不条理と戦い続ける一人の女の子が決断したことは、ロートレックが人生を謳歌するため故意に自身の意思を隔絶する行動をしたというプロセスの一つとしてムーランルージュに通ったという逸話と原理を同じくする。ロートレックが描いたポスターから呪いの重圧を感じない愚鈍な人間を消し去る為に乙女は不条理と戦い続ける、ということだ。つまり、自分が社会という枠組みに囚われる以前、既に不条理という或る種の抽象性に取り込まれる恐怖を多少なりとも否定する、そこに自身のデカダンスを求めるというプロット、そこに全てを集約させるのだ。

俺は頭の中で亜麻色の髪の乙女を浮かべた。

ドビュッシーが奏でる美麗なピアノ旋律の中、木の葉は舞い、木々の枝は揺れ、その全てに西日が当たり、どこからともなく俺の視界に入ってくる。
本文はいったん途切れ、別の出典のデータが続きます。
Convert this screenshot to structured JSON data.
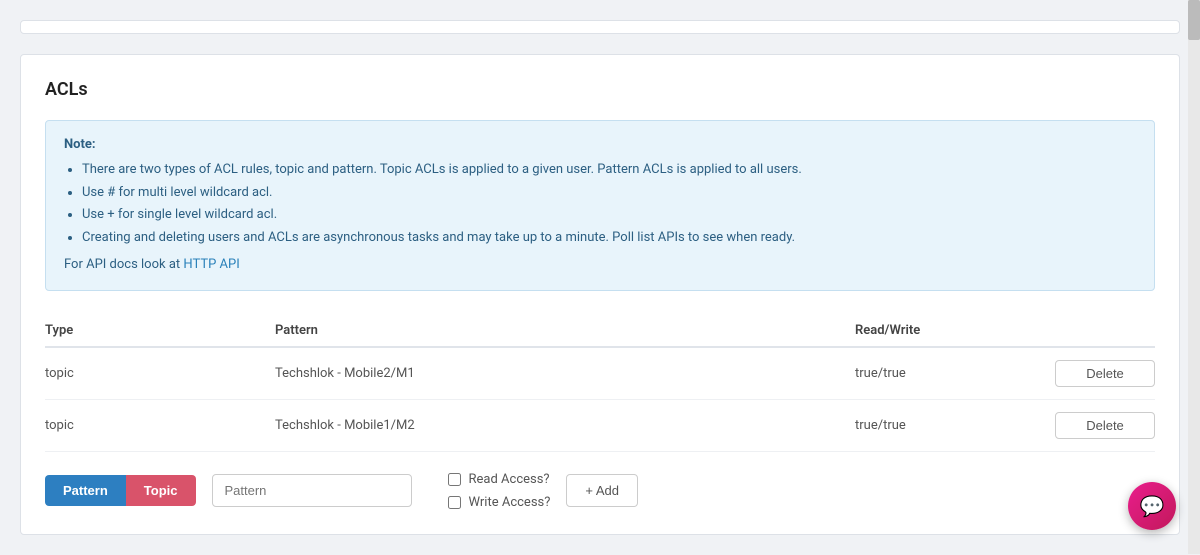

つまり、一億五千万キロメートル離れた遠近感すら定かではない遥か彼方の場所で、四つの水素原子がヘリウム核に形を変え原子核融合反応が起こりエネルギーを発し、そして秒速三十万キロメートルの速さであらゆる物に反射し波動を伝え俺の目の中に飛び込んでくる。その全ドラマの中で僕は全ての存在を認識し、確実に捕らえた、と誤認する。確かにそれは誤認であった。俺は何も認識できず、ただ認識したと勘違いしていただけだったのだ。

俺たちはいったい世界の何を認識しているのだろうか。

世界は美しく、永遠に続く。光速度で広がり続ける無限の宇宙の中では、あらゆる物が存在し、或いは存在せず、パラレルワ―ルドが続き、たとえ俺がここでたった今存在を否定されたとしても、どこかに続くパラレルワールドの中でまた違う、それでいて同じ俺が生き続けており、そして同じ可能性でまた俺は存在を否定されるのだ。


否定された俺と乙女と椎名さんは全ての意味において中立的だ。